Brule looked at her, said: “Rue, child…” and leaned over to push her hair gently back from her forehead. “I didn’t — God knows I never meant to plunge you into anything like this. If I’d known — but how could I!”

“What are they going to do? What have they done? Have they made any arrest?”

They hadn’t. Brule explained.

“They’ve got a police guard all around the place. They’ve made a minute search. They can’t find any knife or instrument that had any bloodstains on it. There are knives in the kitchen — there’s a long paper knife in the library that’s sharp; but so far they aren’t certain. They’ve got to make an arrest soon.”

“Who?”

He looked away from her and said he didn’t know. “You see, it’s simmered down just now to a question of alibis.”

“And I — I was alone —”

“You aren’t the only one without an alibi,” said Brule quickly. “I was driving home. I could have done it. The door leading from the studio into the back lawn (that goes to the gate in the wall, the tradesmen’s entrance) — that door was open, and the gate is always unlatched. Anybody could have escaped that way.”

“But Steven and Madge and Alicia —”

“Were not together,” said Brule grimly. “Alicia and Madge went into Field’s to do some shopping. Steven sat in the car for a while, then told Kendal he was going to the drugstore for something or other and left him. Steven met all three an hour later at one of the Randolph Street doors — but he’d waited, he told them, at the wrong door. Kendal was to pick up Alicia and Madge at the door nearest Wabash; Steven said he’d waited at the Randolph Street door nearest State Street; but nevertheless, though Kendal went around the block a couple or three times, Steven says he didn’t see the car. And Alicia and Madge had separated inside Field’s; Alicia went to the seventh floor for a fitting; Madge to the fifth for dancing slippers.

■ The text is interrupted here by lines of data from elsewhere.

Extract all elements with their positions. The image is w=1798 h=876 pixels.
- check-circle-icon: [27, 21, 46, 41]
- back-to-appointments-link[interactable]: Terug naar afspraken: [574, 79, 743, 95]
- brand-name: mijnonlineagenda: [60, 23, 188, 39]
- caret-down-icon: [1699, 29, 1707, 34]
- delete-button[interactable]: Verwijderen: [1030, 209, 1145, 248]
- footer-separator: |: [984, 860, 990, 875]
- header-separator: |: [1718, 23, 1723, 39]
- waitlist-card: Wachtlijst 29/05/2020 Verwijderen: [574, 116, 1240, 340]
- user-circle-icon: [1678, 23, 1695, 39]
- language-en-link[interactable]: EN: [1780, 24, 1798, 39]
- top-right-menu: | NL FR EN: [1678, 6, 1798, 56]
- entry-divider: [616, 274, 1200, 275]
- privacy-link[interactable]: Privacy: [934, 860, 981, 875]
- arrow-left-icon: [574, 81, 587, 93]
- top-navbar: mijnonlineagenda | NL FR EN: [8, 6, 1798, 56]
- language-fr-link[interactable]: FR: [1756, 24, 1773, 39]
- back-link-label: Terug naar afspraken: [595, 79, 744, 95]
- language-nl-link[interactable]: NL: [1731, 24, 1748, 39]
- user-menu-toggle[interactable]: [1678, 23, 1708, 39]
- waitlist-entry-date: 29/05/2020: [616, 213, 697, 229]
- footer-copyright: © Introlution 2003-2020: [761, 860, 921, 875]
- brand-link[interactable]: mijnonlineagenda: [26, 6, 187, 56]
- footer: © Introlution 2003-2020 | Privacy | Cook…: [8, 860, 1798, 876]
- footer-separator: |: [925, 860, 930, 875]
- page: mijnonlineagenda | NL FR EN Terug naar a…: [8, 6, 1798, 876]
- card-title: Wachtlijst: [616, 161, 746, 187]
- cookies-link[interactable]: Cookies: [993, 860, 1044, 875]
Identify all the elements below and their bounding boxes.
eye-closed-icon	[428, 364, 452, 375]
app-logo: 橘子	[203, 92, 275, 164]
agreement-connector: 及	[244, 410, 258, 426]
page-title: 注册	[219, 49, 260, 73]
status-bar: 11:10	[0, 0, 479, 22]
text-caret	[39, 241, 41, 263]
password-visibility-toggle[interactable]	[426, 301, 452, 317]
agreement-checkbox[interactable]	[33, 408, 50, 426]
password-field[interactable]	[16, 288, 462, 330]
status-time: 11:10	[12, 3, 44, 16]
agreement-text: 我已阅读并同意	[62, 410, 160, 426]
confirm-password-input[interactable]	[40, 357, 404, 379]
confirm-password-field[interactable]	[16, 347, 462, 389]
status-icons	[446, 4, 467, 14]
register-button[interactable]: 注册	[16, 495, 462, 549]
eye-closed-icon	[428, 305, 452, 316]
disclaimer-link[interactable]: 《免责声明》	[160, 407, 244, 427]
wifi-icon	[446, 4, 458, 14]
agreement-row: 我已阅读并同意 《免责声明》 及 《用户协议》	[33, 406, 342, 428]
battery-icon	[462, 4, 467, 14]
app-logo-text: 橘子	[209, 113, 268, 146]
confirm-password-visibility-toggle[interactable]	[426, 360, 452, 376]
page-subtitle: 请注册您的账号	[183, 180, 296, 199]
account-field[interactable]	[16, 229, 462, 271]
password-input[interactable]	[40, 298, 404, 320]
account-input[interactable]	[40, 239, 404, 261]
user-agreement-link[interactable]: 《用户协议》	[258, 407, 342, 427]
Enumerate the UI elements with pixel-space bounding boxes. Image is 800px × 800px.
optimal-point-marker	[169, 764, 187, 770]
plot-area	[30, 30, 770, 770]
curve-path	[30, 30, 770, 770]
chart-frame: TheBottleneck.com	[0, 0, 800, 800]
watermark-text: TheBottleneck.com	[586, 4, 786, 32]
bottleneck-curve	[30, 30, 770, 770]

You see, any of them could have taken a taxi and returned to the house. There’d have been plenty of time. And Guy was in his house next door the whole time,” added Brule unexpectedly. “Alone, reading, he says. With access to the back yard and the studio door. And Andy —”

“Andy… ?”

“Certainly; why not? Andy was in his office, he says, but the office girl had a headache, and he let her go home early. He was there when I telephoned; the police had him come here. It’s pretty evident just whom the police include in their list of suspects,” said Brule a trifle wryly. “They waste no time rounding us up.”

“And no arrest,” said Rue slowly, seeking into Brule’s eyes. But if he knew — or feared — more he would not tell her. He said instead with a pretense of briskness: “So you see, it all simmers down to alibis. And since they’re pretty certain the same fellow murdered Julie and Rachel (and for the same motive in all likelihood, and that was knowledge of Crystal’s death), then the question of alibis for Julie’s murder comes into it too. Steven, now, had a perfect alibi for the time of Julie’s murder. You gave it to him yourself.”